Hal ini bertujuan untuk memperluas fungsi ketentaraan dalam mempertahankan kemerdekaan dan menjaga keamanan rakyat Indonesia.
Baca juga: Hari TNI 5 Oktober: Sejarah Dibentuknya TNI, Awalnya Bernama TKR
Tanggal 26 Januari 1946, pemerintah mengeluarkan maklumat tentang penggantian nama Tentara Keselamatan Rakyat menjadi Tentara Republik Indonesia (TRI).
Hal ini bertujuan Untuk menyempurnakan organisasi tentara menurut standar militer internasional.
Maklumat ini dikeluarkan melalui Penetapan Pemerintah No.4/SD Tahun 1946.

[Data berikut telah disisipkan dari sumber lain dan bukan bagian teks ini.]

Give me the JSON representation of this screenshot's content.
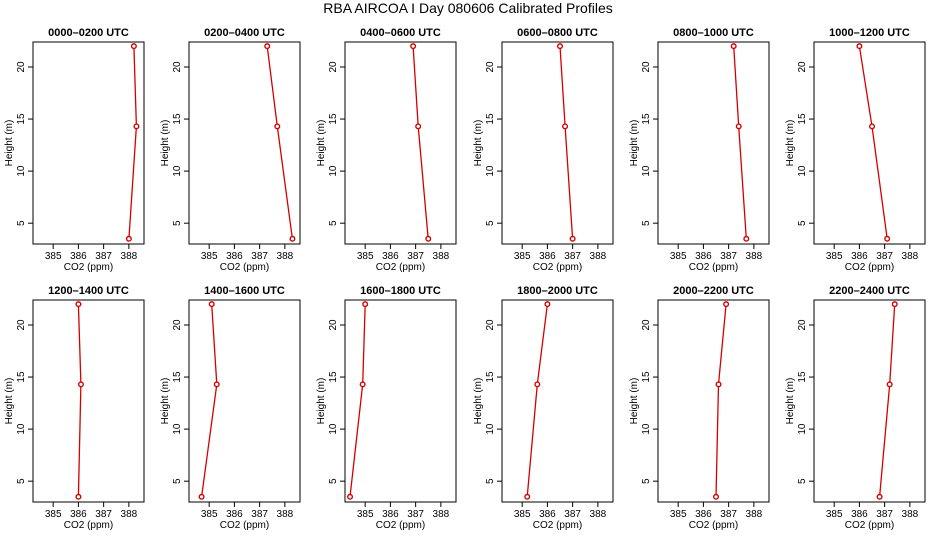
{
  "title": "RBA AIRCOA I  Day 080606  Calibrated Profiles",
  "chart_data": [
    {
      "type": "line",
      "title": "0000–0200 UTC",
      "xlabel": "CO2 (ppm)",
      "ylabel": "Height (m)",
      "x": [
        388.2,
        388.3,
        388.0
      ],
      "y": [
        22,
        14.3,
        3.5
      ],
      "xlim": [
        384.2,
        388.6
      ],
      "ylim": [
        3,
        22.4
      ],
      "xticks": [
        385,
        386,
        387,
        388
      ],
      "yticks": [
        5,
        10,
        15,
        20
      ],
      "color": "#d40000"
    },
    {
      "type": "line",
      "title": "0200–0400 UTC",
      "xlabel": "CO2 (ppm)",
      "ylabel": "Height (m)",
      "x": [
        387.3,
        387.7,
        388.3
      ],
      "y": [
        22,
        14.3,
        3.5
      ],
      "xlim": [
        384.2,
        388.6
      ],
      "ylim": [
        3,
        22.4
      ],
      "xticks": [
        385,
        386,
        387,
        388
      ],
      "yticks": [
        5,
        10,
        15,
        20
      ],
      "color": "#d40000"
    },
    {
      "type": "line",
      "title": "0400–0600 UTC",
      "xlabel": "CO2 (ppm)",
      "ylabel": "Height (m)",
      "x": [
        386.9,
        387.1,
        387.5
      ],
      "y": [
        22,
        14.3,
        3.5
      ],
      "xlim": [
        384.2,
        388.6
      ],
      "ylim": [
        3,
        22.4
      ],
      "xticks": [
        385,
        386,
        387,
        388
      ],
      "yticks": [
        5,
        10,
        15,
        20
      ],
      "color": "#d40000"
    },
    {
      "type": "line",
      "title": "0600–0800 UTC",
      "xlabel": "CO2 (ppm)",
      "ylabel": "Height (m)",
      "x": [
        386.5,
        386.7,
        387.0
      ],
      "y": [
        22,
        14.3,
        3.5
      ],
      "xlim": [
        384.2,
        388.6
      ],
      "ylim": [
        3,
        22.4
      ],
      "xticks": [
        385,
        386,
        387,
        388
      ],
      "yticks": [
        5,
        10,
        15,
        20
      ],
      "color": "#d40000"
    },
    {
      "type": "line",
      "title": "0800–1000 UTC",
      "xlabel": "CO2 (ppm)",
      "ylabel": "Height (m)",
      "x": [
        387.2,
        387.4,
        387.7
      ],
      "y": [
        22,
        14.3,
        3.5
      ],
      "xlim": [
        384.2,
        388.6
      ],
      "ylim": [
        3,
        22.4
      ],
      "xticks": [
        385,
        386,
        387,
        388
      ],
      "yticks": [
        5,
        10,
        15,
        20
      ],
      "color": "#d40000"
    },
    {
      "type": "line",
      "title": "1000–1200 UTC",
      "xlabel": "CO2 (ppm)",
      "ylabel": "Height (m)",
      "x": [
        386.0,
        386.5,
        387.1
      ],
      "y": [
        22,
        14.3,
        3.5
      ],
      "xlim": [
        384.2,
        388.6
      ],
      "ylim": [
        3,
        22.4
      ],
      "xticks": [
        385,
        386,
        387,
        388
      ],
      "yticks": [
        5,
        10,
        15,
        20
      ],
      "color": "#d40000"
    },
    {
      "type": "line",
      "title": "1200–1400 UTC",
      "xlabel": "CO2 (ppm)",
      "ylabel": "Height (m)",
      "x": [
        386.0,
        386.1,
        386.0
      ],
      "y": [
        22,
        14.3,
        3.5
      ],
      "xlim": [
        384.2,
        388.6
      ],
      "ylim": [
        3,
        22.4
      ],
      "xticks": [
        385,
        386,
        387,
        388
      ],
      "yticks": [
        5,
        10,
        15,
        20
      ],
      "color": "#d40000"
    },
    {
      "type": "line",
      "title": "1400–1600 UTC",
      "xlabel": "CO2 (ppm)",
      "ylabel": "Height (m)",
      "x": [
        385.1,
        385.3,
        384.7
      ],
      "y": [
        22,
        14.3,
        3.5
      ],
      "xlim": [
        384.2,
        388.6
      ],
      "ylim": [
        3,
        22.4
      ],
      "xticks": [
        385,
        386,
        387,
        388
      ],
      "yticks": [
        5,
        10,
        15,
        20
      ],
      "color": "#d40000"
    },
    {
      "type": "line",
      "title": "1600–1800 UTC",
      "xlabel": "CO2 (ppm)",
      "ylabel": "Height (m)",
      "x": [
        385.0,
        384.9,
        384.4
      ],
      "y": [
        22,
        14.3,
        3.5
      ],
      "xlim": [
        384.2,
        388.6
      ],
      "ylim": [
        3,
        22.4
      ],
      "xticks": [
        385,
        386,
        387,
        388
      ],
      "yticks": [
        5,
        10,
        15,
        20
      ],
      "color": "#d40000"
    },
    {
      "type": "line",
      "title": "1800–2000 UTC",
      "xlabel": "CO2 (ppm)",
      "ylabel": "Height (m)",
      "x": [
        386.0,
        385.6,
        385.2
      ],
      "y": [
        22,
        14.3,
        3.5
      ],
      "xlim": [
        384.2,
        388.6
      ],
      "ylim": [
        3,
        22.4
      ],
      "xticks": [
        385,
        386,
        387,
        388
      ],
      "yticks": [
        5,
        10,
        15,
        20
      ],
      "color": "#d40000"
    },
    {
      "type": "line",
      "title": "2000–2200 UTC",
      "xlabel": "CO2 (ppm)",
      "ylabel": "Height (m)",
      "x": [
        386.9,
        386.6,
        386.5
      ],
      "y": [
        22,
        14.3,
        3.5
      ],
      "xlim": [
        384.2,
        388.6
      ],
      "ylim": [
        3,
        22.4
      ],
      "xticks": [
        385,
        386,
        387,
        388
      ],
      "yticks": [
        5,
        10,
        15,
        20
      ],
      "color": "#d40000"
    },
    {
      "type": "line",
      "title": "2200–2400 UTC",
      "xlabel": "CO2 (ppm)",
      "ylabel": "Height (m)",
      "x": [
        387.4,
        387.2,
        386.8
      ],
      "y": [
        22,
        14.3,
        3.5
      ],
      "xlim": [
        384.2,
        388.6
      ],
      "ylim": [
        3,
        22.4
      ],
      "xticks": [
        385,
        386,
        387,
        388
      ],
      "yticks": [
        5,
        10,
        15,
        20
      ],
      "color": "#d40000"
    }
  ]
}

Tanggal 15 Mei 1947, Presiden Republik Indonesia mengeluarkan penetapan tentang penyatuan TRI dengan badan dan laskar perjuangan menjadi satu organisasi tentara.

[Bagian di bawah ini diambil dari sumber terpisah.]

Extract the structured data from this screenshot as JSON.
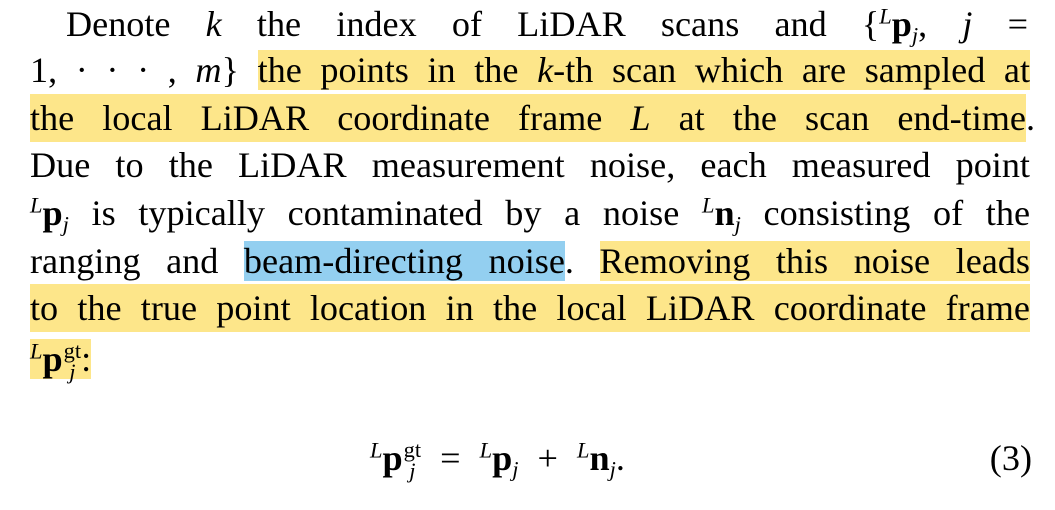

Sesuai dengan Keputusan Presiden pada tanggal 3 Juni 1947, Tentara Republik Indonesia (TRI) diubah menjadi Tentara Nasional Indonesia (TNI).
Hal ini dilakukan untuk mempersatukan dua kekuatan bersenjata yaitu TRI sebagai tentara regular dan badan-badan perjuangan rakyat.
Keputusan Presiden tersebut dimuat dalam Berita Negara Tahun 1947 No. 24.
Presiden juga menetapkan susunan tertinggi TNI.
Panglima Besar Angkatan Perang, Jenderal Soerdiman diangkat sebagai Kepala Pucuk Pimpinan TNI dengan beberapa anggota.
Bagaimana dengan perubahan nama TNI selanjutnya?
Berikut ulasan selengkapnya mengenai perubahan nama TNI, dikutip dari kemhan.go.id:
Penataan organisasi (1947-1948)
Kondisi ekonomi negara yang masih baru, belum cukup untuk membiayai angkatan perang yang besar pada waktu itu.
Seorang anggota KNIP bernama Z. Baharuddin, mengeluarkan gagasan untuk melaksanakan pengurangan anggota (rasionalisasi) di kalangan angkatan perang.
Selain itu, hasil dari Perjanjian Renville adalah semakin sempitnya wilayah Republik Indonesia.
Daerah yang dikuasai hanyalah beberapa karesidenan di Jawa dan Sumatera yang berada dalam keadaan ekonomi yang cukup parah akibat blokade oleh Belanda.
Tanggal 2 Januari 1948, Presiden Soekarno mengeluarkan Keputusan Presiden No.1 Tahun 1948.
Keputusan Presiden ini memecah Pucuk Pimpinan TNI menjadi Staf Umum Angkatan Perang dan Markas Besar Pertempuran.
Staf Umum dimasukkan kedalam Kementerian Pertahanan di bawah seorang Kepala Staf Angkatan Perang (KASAP).
Sementara itu, Markas Besar Pertempuran dipimpin oleh seorang Panglima Besar Angkatan Perang Mobil.
Pucuk Pimpinan TNI dan Staf Gabungan Angkatan Perang dihapus.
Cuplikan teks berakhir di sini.